Basically, what I am trying to show that if we want to integrate a complex function along some path it makes no difference how we parametrize it (as long the orientation is the same).

There is really nothing to show (given that the functions $\gamma(t)$ and $\eta(t)$ are
sufficiently well behaved) as both the integrals are the integral of the same
function around the same curve in the same sense. All you have done is
change how you parameterise it.

RonL
• Jun 3rd 2007, 03:47 PM
ThePerfectHacker
Quote:

Originally Posted by CaptainBlank
There is really nothing to show (given that the functions $\gamma(t)$ and $\eta(t)$ are
sufficiently well behaved) as both the integrals are the integral of the same
function around the same curve in the same sense. All you have done is
change how you parameterise it.

RonL

I would agree that it should not be so easy to show, however I do not know how to show it. Furthermore, my book assumes that it is okay without even stating that it is valid.

As I mentioned this is not completely true. Take, for example, the semi-unit upper circle. We can express it as $\gamma(t) = e^{it} \mbox{ for }0\leq t\leq \pi$ and $\eta(t) = \sin t + i \cos t \mbox{ for }\pi \leq t\leq 2\pi$.
And consider the function $f(z)=z$.
Then, (note $\gamma^* = \eta^*$)
$\int_{\gamma} f(z) dz \not = \int_{\eta} f(z) dz$
What is wrong?
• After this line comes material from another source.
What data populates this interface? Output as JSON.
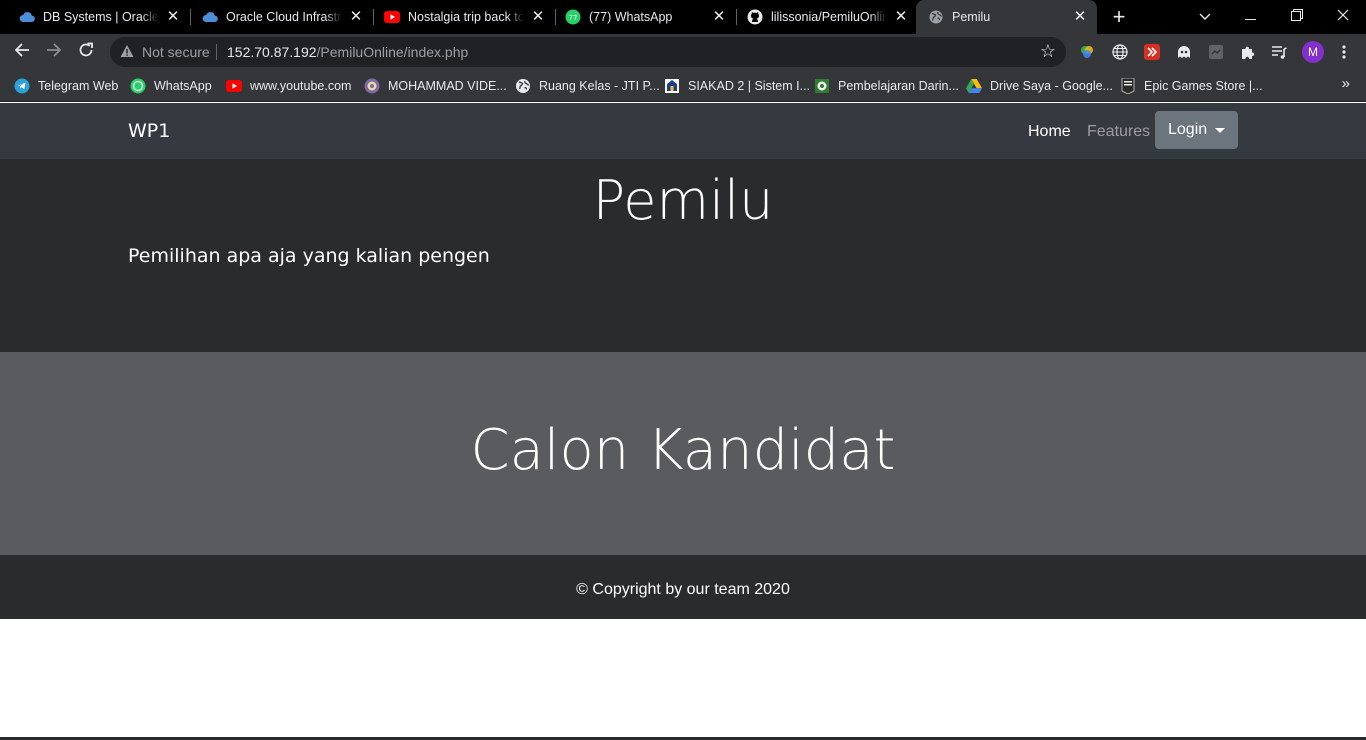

The answer is the orientation. One is clockwise and one is counterclockwise.
The problem is I do not know how to formally define this notion.
• Jun 6th 2007, 04:35 PM
Rebesques
\eta here does not parametrize the same portion of the circle as \gamma, that's why the integrals are different :p

Because actually, the only change of orientation on a curve that can occur, is following it from the endpoint to the startpoint. And that just gives you a change of sign in the integral.